The Frenchman added: “But we must discuss with our neighbours the Schengen question, that we must apply border checks.
“That we have to be more rigorous.”
Mr Barnier has previously warned that France could follow the UK out of the EU amid “social unrest and anger” over immigration and Europe’s failure to defend its borders.
Next year’s presidential elections are already proving tricky for Emmanuel Macron.
Since her failure in 2017 to take on Emmanuel Macron in the presidential elections, Marine Le Pen has been in a constant process of transformation.

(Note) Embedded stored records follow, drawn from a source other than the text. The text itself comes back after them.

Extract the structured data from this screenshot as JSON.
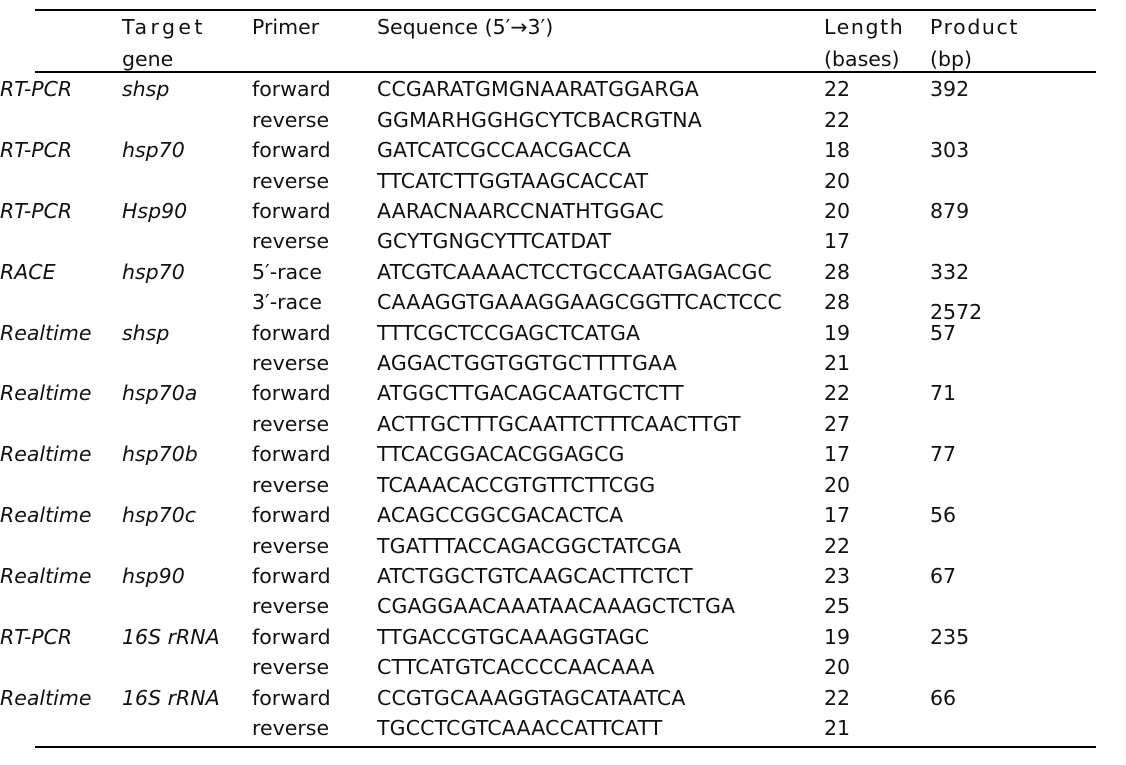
{
  "table": {
    "columns": {
      "method": "",
      "target_gene_line1": "Target",
      "target_gene_line2": "gene",
      "primer": "Primer",
      "sequence": "Sequence (5′→3′)",
      "length_line1": "Length",
      "length_line2": "(bases)",
      "product_line1": "Product",
      "product_line2": "(bp)"
    },
    "rows": [
      {
        "method": "RT-PCR",
        "gene": "shsp",
        "primers": [
          {
            "primer": "forward",
            "sequence": "CCGARATGMGNAARATGGARGA",
            "length": "22",
            "product": "392"
          },
          {
            "primer": "reverse",
            "sequence": "GGMARHGGHGCYTCBACRGTNA",
            "length": "22",
            "product": ""
          }
        ]
      },
      {
        "method": "RT-PCR",
        "gene": "hsp70",
        "primers": [
          {
            "primer": "forward",
            "sequence": "GATCATCGCCAACGACCA",
            "length": "18",
            "product": "303"
          },
          {
            "primer": "reverse",
            "sequence": "TTCATCTTGGTAAGCACCAT",
            "length": "20",
            "product": ""
          }
        ]
      },
      {
        "method": "RT-PCR",
        "gene": "Hsp90",
        "primers": [
          {
            "primer": "forward",
            "sequence": "AARACNAARCCNATHTGGAC",
            "length": "20",
            "product": "879"
          },
          {
            "primer": "reverse",
            "sequence": "GCYTGNGCYTTCATDAT",
            "length": "17",
            "product": ""
          }
        ]
      },
      {
        "method": "RACE",
        "gene": "hsp70",
        "primers": [
          {
            "primer": "5′-race",
            "sequence": "ATCGTCAAAACTCCTGCCAATGAGACGC",
            "length": "28",
            "product": "332"
          },
          {
            "primer": "3′-race",
            "sequence": "CAAAGGTGAAAGGAAGCGGTTCACTCCC",
            "length": "28",
            "product": "2572",
            "product_lowered": true
          }
        ]
      },
      {
        "method": "Realtime",
        "gene": "shsp",
        "primers": [
          {
            "primer": "forward",
            "sequence": "TTTCGCTCCGAGCTCATGA",
            "length": "19",
            "product": "57"
          },
          {
            "primer": "reverse",
            "sequence": "AGGACTGGTGGTGCTTTTGAA",
            "length": "21",
            "product": ""
          }
        ]
      },
      {
        "method": "Realtime",
        "gene": "hsp70a",
        "primers": [
          {
            "primer": "forward",
            "sequence": "ATGGCTTGACAGCAATGCTCTT",
            "length": "22",
            "product": "71"
          },
          {
            "primer": "reverse",
            "sequence": "ACTTGCTTTGCAATTCTTTCAACTTGT",
            "length": "27",
            "product": ""
          }
        ]
      },
      {
        "method": "Realtime",
        "gene": "hsp70b",
        "primers": [
          {
            "primer": "forward",
            "sequence": "TTCACGGACACGGAGCG",
            "length": "17",
            "product": "77"
          },
          {
            "primer": "reverse",
            "sequence": "TCAAACACCGTGTTCTTCGG",
            "length": "20",
            "product": ""
          }
        ]
      },
      {
        "method": "Realtime",
        "gene": "hsp70c",
        "primers": [
          {
            "primer": "forward",
            "sequence": "ACAGCCGGCGACACTCA",
            "length": "17",
            "product": "56"
          },
          {
            "primer": "reverse",
            "sequence": "TGATTTACCAGACGGCTATCGA",
            "length": "22",
            "product": ""
          }
        ]
      },
      {
        "method": "Realtime",
        "gene": "hsp90",
        "primers": [
          {
            "primer": "forward",
            "sequence": "ATCTGGCTGTCAAGCACTTCTCT",
            "length": "23",
            "product": "67"
          },
          {
            "primer": "reverse",
            "sequence": "CGAGGAACAAATAACAAAGCTCTGA",
            "length": "25",
            "product": ""
          }
        ]
      },
      {
        "method": "RT-PCR",
        "gene": "16S rRNA",
        "primers": [
          {
            "primer": "forward",
            "sequence": "TTGACCGTGCAAAGGTAGC",
            "length": "19",
            "product": "235"
          },
          {
            "primer": "reverse",
            "sequence": "CTTCATGTCACCCCAACAAA",
            "length": "20",
            "product": ""
          }
        ]
      },
      {
        "method": "Realtime",
        "gene": "16S rRNA",
        "primers": [
          {
            "primer": "forward",
            "sequence": "CCGTGCAAAGGTAGCATAATCA",
            "length": "22",
            "product": "66"
          },
          {
            "primer": "reverse",
            "sequence": "TGCCTCGTCAAACCATTCATT",
            "length": "21",
            "product": ""
          }
        ]
      }
    ]
  }
}
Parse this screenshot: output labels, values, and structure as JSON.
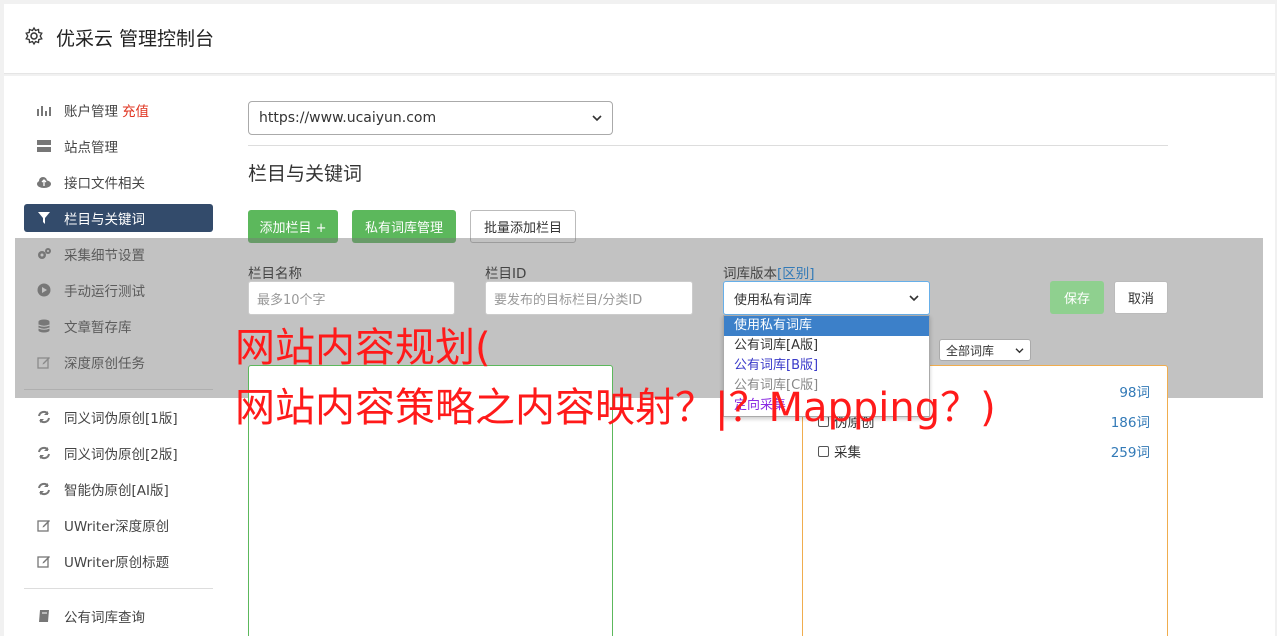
{
  "header": {
    "title": "优采云 管理控制台"
  },
  "sidebar": {
    "items": [
      {
        "icon": "bar-chart-icon",
        "label": "账户管理",
        "extra": "充值"
      },
      {
        "icon": "server-icon",
        "label": "站点管理"
      },
      {
        "icon": "cloud-upload-icon",
        "label": "接口文件相关"
      },
      {
        "icon": "filter-icon",
        "label": "栏目与关键词"
      },
      {
        "icon": "gears-icon",
        "label": "采集细节设置"
      },
      {
        "icon": "play-icon",
        "label": "手动运行测试"
      },
      {
        "icon": "database-icon",
        "label": "文章暂存库"
      },
      {
        "icon": "edit-icon",
        "label": "深度原创任务"
      },
      {
        "icon": "refresh-icon",
        "label": "同义词伪原创[1版]"
      },
      {
        "icon": "refresh-icon",
        "label": "同义词伪原创[2版]"
      },
      {
        "icon": "refresh-icon",
        "label": "智能伪原创[AI版]"
      },
      {
        "icon": "edit-icon",
        "label": "UWriter深度原创"
      },
      {
        "icon": "edit-icon",
        "label": "UWriter原创标题"
      },
      {
        "icon": "book-icon",
        "label": "公有词库查询"
      }
    ]
  },
  "main": {
    "site_select": "https://www.ucaiyun.com",
    "section_title": "栏目与关键词",
    "buttons": {
      "add_column": "添加栏目 +",
      "private_lib": "私有词库管理",
      "batch_add": "批量添加栏目"
    },
    "form": {
      "name_label": "栏目名称",
      "name_placeholder": "最多10个字",
      "id_label": "栏目ID",
      "id_placeholder": "要发布的目标栏目/分类ID",
      "lib_label": "词库版本",
      "lib_diff": "[区别]",
      "lib_value": "使用私有词库",
      "save": "保存",
      "cancel": "取消"
    },
    "dropdown": [
      "使用私有词库",
      "公有词库[A版]",
      "公有词库[B版]",
      "公有词库[C版]",
      "定向采集"
    ],
    "lib_filter": "全部词库",
    "lib_rows": [
      {
        "label": "伪原创",
        "count": "186词"
      },
      {
        "label": "采集",
        "count": "259词"
      }
    ],
    "first_count": "98词"
  },
  "watermark": {
    "line1": "网站内容规划(",
    "line2": "网站内容策略之内容映射？|？Mapping？)"
  }
}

In a poll published by Ifop at the beginning of April, Ms Le Pen was predicted to receive 28 percent of the votes in the first round of the 2022 elections – ahead of Mr Macron’s 24 percent.
In October the score was 24 for Le Pen and 23percent for the current president.
The regional elections on 13 and 20 June will be a litmus test for the sovereignist party.
Fabien Engelmann, who has been the mayor of Hayange (Moselle) since 2014 and RN regional councillor for the Grand-Est region told Euractiv: “All elections are a springboard, the RN should win one or more regions to show what it is capable of.”
He claimed that abandoning the idea of leaving the eurozone, adopted in 2017 but Ms Le Pen, was a good sign for the party.
He added: “We can stay in the European Union, it is up to each national sovereignist party to send a maximum number of MEPs to Brussels to defend its vision.”